Nguyen Binh wrote in the language of Vietnamese countryside — of villages separated by rice paddies, of lovers separated by nothing more than a few kilometers and everything more than a few kilometers.
"Longing is the ailment of my love for you." In Vietnamese culture, longing (tuong tu) is not a weakness. It is a condition. Like weather. Like gravity. Something that happens to you because the world is structured in a way that sometimes puts distance between hearts that belong together.
Doi Anh Ve — Huu Loan
Em oi doi anh ve
Doi anh hoai em nhe
Mua roi pho day
Em oi em doi
Tinh dau nhu trang soi
Yeu em mai mai thoi.
My love, wait for me to return. Wait for me always, my dear. The rain fills the streets. My love, please wait. First love shines like moonlight. I love you forever and always.
The simplest words carry the heaviest weight. "Wait for me" is not a command. It is a prayer. It says: I am coming back. Please believe that I am coming back. Please let your belief be stronger than the rain that fills the streets between us.
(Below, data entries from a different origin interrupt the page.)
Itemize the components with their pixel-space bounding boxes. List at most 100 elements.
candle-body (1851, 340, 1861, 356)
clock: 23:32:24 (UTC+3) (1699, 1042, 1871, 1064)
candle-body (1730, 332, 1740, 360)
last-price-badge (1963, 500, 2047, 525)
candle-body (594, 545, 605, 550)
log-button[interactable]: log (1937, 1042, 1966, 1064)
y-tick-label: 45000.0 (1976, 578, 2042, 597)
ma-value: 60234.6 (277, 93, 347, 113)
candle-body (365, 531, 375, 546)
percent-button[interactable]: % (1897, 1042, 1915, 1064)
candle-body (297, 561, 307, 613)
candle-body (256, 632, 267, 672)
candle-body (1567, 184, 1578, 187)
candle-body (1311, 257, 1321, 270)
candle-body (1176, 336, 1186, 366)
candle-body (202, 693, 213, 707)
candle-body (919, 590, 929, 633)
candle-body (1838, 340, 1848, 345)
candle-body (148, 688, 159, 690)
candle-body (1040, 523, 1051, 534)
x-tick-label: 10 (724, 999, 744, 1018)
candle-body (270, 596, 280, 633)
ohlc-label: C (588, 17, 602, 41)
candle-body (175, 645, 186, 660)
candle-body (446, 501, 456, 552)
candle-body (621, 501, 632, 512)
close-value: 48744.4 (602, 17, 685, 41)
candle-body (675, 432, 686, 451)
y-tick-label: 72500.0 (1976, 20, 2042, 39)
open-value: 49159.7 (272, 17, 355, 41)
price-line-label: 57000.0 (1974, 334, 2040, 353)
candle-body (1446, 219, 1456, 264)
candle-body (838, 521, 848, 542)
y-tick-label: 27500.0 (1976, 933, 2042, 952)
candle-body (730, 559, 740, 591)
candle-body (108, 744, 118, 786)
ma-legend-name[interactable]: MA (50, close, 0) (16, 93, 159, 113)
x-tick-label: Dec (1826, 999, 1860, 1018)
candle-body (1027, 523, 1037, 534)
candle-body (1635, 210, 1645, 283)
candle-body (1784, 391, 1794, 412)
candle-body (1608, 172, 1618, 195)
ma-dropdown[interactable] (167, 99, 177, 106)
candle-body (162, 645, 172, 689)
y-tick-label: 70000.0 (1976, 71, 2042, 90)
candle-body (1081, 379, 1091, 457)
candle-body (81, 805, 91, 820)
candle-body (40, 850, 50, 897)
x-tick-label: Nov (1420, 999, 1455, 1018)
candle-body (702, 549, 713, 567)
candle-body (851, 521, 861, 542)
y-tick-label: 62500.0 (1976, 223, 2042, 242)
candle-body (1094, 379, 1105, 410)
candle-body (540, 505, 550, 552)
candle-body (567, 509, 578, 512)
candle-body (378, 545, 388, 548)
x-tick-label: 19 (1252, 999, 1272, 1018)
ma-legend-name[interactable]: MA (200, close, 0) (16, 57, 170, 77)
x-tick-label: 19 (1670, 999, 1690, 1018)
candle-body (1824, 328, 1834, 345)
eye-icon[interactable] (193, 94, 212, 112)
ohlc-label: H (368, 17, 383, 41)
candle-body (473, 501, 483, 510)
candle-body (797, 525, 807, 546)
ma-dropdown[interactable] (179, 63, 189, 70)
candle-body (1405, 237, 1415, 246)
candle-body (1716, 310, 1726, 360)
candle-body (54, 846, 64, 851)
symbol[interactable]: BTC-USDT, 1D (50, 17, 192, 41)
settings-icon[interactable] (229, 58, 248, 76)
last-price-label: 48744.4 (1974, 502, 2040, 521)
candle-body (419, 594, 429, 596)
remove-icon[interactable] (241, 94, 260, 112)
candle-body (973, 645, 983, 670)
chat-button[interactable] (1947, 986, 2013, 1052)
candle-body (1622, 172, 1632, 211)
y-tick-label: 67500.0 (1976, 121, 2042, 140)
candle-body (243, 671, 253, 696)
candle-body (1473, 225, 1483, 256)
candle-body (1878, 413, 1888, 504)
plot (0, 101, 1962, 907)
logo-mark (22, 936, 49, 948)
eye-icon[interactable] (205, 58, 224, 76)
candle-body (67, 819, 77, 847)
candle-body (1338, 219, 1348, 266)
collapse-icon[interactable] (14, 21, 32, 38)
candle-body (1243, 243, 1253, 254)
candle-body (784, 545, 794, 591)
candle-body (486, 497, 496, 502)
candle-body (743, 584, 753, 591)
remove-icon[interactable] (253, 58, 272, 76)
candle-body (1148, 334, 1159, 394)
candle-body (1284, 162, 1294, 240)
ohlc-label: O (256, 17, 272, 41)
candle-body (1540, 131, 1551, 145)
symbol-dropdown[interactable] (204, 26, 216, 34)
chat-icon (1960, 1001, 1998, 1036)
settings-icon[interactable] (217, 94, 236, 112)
Huu Loan wrote from a Vietnam where waiting was not a metaphor. Where "come back" was spoken to soldiers, to travelers, to anyone who stepped beyond the visible horizon. And yet the poem transcends its context completely. Because everywhere in the world, someone is asking someone to wait. And someone is choosing to.
In Vietnamese, the word for "missing someone" — nho — is the same word for "remember." To miss someone is to remember them. And to remember is to keep them alive inside you, no matter the distance.